A reconstrução também está cercada de incertezas. Gaza precisará de bilhões de dólares em investimento, mas sem mecanismos sólidos de transparência, o risco de desvio e desigualdade na distribuição de recursos é alto. O plano menciona projetos de emprego e educação, mas não detalha como assegurar sustentabilidade econômica a longo prazo.
No plano humano, há uma ferida moral aberta. Centenas de milhares de civis traumatizados, famílias destruídas, crianças órfãs e cidades em ruínas não se reconstroem apenas com cimento e caminhões de suprimentos. Sem políticas robustas de reparação, saúde mental e reintegração social, a sensação de derrota e humilhação seguirá alimentando o ressentimento.

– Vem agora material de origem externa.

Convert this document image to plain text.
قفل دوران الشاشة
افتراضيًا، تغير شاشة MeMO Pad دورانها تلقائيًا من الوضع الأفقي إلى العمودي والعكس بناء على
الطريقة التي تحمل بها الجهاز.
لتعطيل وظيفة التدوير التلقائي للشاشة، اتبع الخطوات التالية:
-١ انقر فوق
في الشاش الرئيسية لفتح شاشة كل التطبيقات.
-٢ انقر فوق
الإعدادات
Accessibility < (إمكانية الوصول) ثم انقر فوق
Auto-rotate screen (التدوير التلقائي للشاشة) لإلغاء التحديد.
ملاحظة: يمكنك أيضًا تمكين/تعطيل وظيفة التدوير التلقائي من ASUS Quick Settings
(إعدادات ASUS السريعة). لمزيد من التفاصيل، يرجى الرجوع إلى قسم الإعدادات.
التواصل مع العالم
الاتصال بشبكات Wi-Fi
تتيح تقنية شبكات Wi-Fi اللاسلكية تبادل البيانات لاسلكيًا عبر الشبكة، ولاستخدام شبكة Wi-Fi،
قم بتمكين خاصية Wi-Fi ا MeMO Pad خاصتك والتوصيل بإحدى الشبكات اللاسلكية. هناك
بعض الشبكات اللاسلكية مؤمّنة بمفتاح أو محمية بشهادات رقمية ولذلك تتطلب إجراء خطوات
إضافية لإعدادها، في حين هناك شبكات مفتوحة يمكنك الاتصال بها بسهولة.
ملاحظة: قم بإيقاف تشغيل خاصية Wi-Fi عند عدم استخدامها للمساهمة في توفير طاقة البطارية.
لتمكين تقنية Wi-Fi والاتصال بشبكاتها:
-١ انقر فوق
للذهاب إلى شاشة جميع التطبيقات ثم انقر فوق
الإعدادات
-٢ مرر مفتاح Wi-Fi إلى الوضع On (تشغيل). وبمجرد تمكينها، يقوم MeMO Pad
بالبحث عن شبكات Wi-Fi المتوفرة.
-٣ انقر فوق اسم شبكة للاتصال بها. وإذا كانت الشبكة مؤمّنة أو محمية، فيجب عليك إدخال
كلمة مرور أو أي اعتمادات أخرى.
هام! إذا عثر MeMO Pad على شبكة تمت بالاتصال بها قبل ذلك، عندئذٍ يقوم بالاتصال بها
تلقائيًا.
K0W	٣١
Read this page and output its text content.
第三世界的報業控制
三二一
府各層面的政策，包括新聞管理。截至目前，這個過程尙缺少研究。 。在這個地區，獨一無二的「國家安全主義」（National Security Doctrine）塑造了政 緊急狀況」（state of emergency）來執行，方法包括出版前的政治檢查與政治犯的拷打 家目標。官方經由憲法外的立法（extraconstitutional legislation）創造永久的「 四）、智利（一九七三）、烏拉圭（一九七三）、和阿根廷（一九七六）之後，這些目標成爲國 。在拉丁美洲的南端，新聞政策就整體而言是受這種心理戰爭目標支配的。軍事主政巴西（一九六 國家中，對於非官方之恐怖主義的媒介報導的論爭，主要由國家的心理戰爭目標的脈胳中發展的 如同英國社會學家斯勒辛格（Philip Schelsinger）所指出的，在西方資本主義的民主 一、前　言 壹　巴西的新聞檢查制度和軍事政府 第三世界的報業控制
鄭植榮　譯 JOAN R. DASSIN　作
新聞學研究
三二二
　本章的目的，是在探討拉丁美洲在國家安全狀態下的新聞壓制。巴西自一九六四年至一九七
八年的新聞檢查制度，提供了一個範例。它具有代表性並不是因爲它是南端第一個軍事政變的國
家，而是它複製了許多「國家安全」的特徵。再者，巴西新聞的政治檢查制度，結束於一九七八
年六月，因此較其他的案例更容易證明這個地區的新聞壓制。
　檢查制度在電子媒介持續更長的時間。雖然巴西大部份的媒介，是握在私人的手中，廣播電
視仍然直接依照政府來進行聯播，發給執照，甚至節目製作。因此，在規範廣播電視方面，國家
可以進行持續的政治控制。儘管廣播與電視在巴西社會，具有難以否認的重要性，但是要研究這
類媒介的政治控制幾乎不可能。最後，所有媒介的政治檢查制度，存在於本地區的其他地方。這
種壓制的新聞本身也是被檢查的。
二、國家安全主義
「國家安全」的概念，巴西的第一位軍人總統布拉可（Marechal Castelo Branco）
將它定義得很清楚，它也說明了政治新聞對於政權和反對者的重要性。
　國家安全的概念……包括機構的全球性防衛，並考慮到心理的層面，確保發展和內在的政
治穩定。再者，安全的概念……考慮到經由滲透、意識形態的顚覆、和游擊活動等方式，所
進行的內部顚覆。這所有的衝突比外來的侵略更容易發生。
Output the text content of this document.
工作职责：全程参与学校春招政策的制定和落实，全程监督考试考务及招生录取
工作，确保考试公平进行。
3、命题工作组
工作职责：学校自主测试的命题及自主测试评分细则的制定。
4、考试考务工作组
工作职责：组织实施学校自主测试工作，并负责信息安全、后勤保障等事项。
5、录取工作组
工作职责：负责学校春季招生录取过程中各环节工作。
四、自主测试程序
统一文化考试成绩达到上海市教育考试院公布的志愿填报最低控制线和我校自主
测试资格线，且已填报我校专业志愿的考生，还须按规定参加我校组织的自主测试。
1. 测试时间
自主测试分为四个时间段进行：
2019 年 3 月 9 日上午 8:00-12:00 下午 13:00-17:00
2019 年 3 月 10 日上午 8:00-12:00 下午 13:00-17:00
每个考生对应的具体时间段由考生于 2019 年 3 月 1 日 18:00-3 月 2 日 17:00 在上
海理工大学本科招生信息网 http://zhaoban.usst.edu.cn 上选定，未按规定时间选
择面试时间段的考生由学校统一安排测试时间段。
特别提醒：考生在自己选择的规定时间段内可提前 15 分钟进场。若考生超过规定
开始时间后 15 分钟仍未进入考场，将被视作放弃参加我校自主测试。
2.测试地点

Há ainda o dilema da justiça. Crimes de guerra, execuções e ataques indiscriminados foram cometidos, segundo a Comissão Internacional Independente de Inquérito sobre o Território Ocupado ligada à ONU. O acordo silencia sobre mecanismos de responsabilização, como tribunais ou comissões de verdade. A impunidade institucionalizada mina a confiança e perpetua o ciclo da violência.
Por fim, paira a questão essencial: a soberania palestina. Nenhum dos vinte itens do plano prevê, de maneira explícita, o reconhecimento de um Estado palestino. A promessa de uma “autoridade transitória” pode ser lida como adiamento indefinido da autodeterminação. Sem horizonte político, a trégua corre o risco de se converter em administração colonial disfarçada.
Trump afirmou que “Israel venceu tudo o que podia vencer pela força das armas”. É uma frase de impacto, mas também o retrato da armadilha. Nenhum povo vence quando a vitória militar é construída sobre ruínas. O desafio, agora, é transformar o poder bélico em poder político, e o poder político em justiça.
A história recente do Oriente Médio está repleta de tréguas que se apresentaram como paz e fracassaram. O Acordo de Oslo, em 1993, parecia definitivo; o Plano de Annapolis, em 2007, também. Ambos se desintegraram porque faltou enfrentar as causas de fundo: a ocupação, a desigualdade, o ressentimento e a ausência de soberania. O acordo atual não foge a essa regra.
Sem esses pilares, a calmaria de hoje será lembrada apenas como o intervalo entre dois horrores. Sim, os céus estão calmos. Sim, o sol nasceu. Mas a verdadeira aurora da paz ainda depende de escolhas difíceis e demoradas. A diplomacia pode abrir caminhos, mas apenas a coragem de enfrentar as causas profundas do conflito - desigualdade, ocupação, exclusão - poderá sustentar uma paz que não se desfaça com o próximo disparo.
A guerra acabou. Mas a paz, essa, ainda está por vir.